The project receives a funding amount of one million euros to work on the study of the role of pancreatic ductal cells in the development of the most aggressive pancreatic tumours. This initiative involves the participation of researchers Meritxell Rovira (UB-IDIBELL), co-director of the awarded project; Patricia Sancho (IIS Aragón - Fundación Instituto de Investigación Sanitaria Aragón), and Ana Rita Grosso (Nova University Lisbon and the Botton-Champalimaud Pancreatic Cancer Association).
The grants were awarded on Thursday 23 November at the CosmoCaixa Science Museum, in a ceremony in which the vice-rector for research of the UB, Jordi Garcia Fernández, was also present. This year, 493 projects were presented to the call, which has counted with the collaboration of the Foundation for Science and Technology (FCT) of Portugal, and the Luzón Foundation. The funded projects — 22 led by Spanish centres and 11 by Portuguese centres — will be carried out over the next three years.
Studying the cells in the pancreas that give rise to tumours
Pancreatic ductal adenocarcinoma (PDAC) is the most common type of pancreatic tumour and the cancer with the worst prognosis, with a five-year survival of less than 10%. There are still no early detection methods or effective treatments available. Moreover, this type of cancer is often diagnosed in advanced stages of the disease, making it difficult to remove in time by surgery, the only effective treatment available.
Previous studies in patient samples had identified a large heterogeneity among ADP tumours. The relationship between tumour heterogeneity and patient response to treatment has also been observed. However, it is not yet known how this heterogeneity is generated, which may stem in part from the cell of origin from which it is derived.

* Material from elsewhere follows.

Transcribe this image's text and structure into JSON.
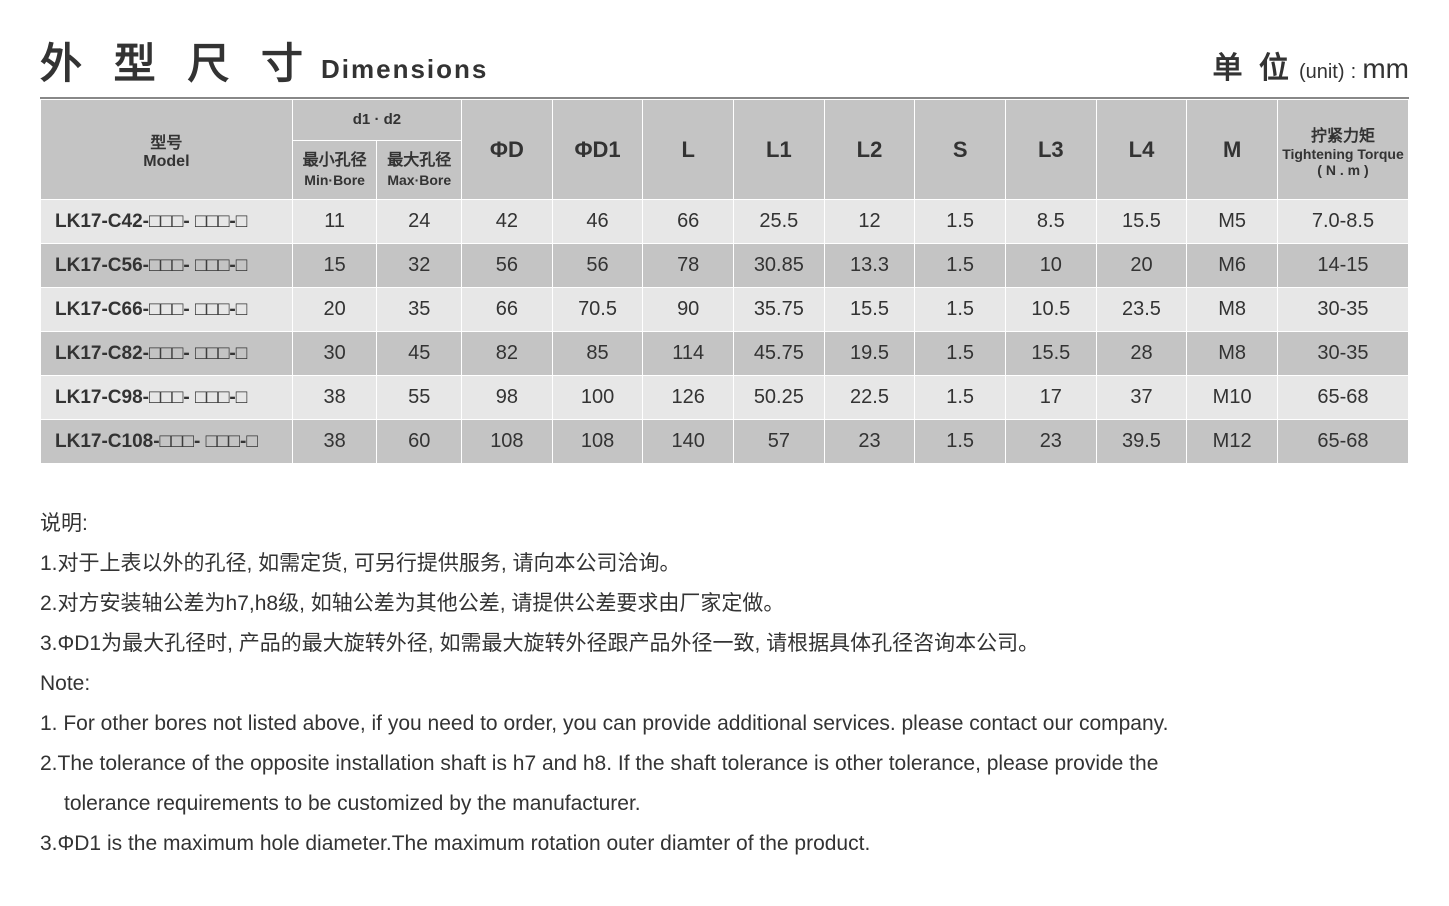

The team observed that not all ductal cells are the same, but that there are different populations with specific characteristics. Through animal models, the experts will study the development of the tumours that originate in different ductal cells, and this information will be integrated with data and cellular models of patients with ADP. This study, awarded in the CaixaResearch call, will help to determine the molecular mechanisms that underlay the development of heterogeneity in ADP tumours with the aim of identifying new biomarkers and therapeutic targets, both to facilitate early diagnosis and to design effective drugs in personalized therapies.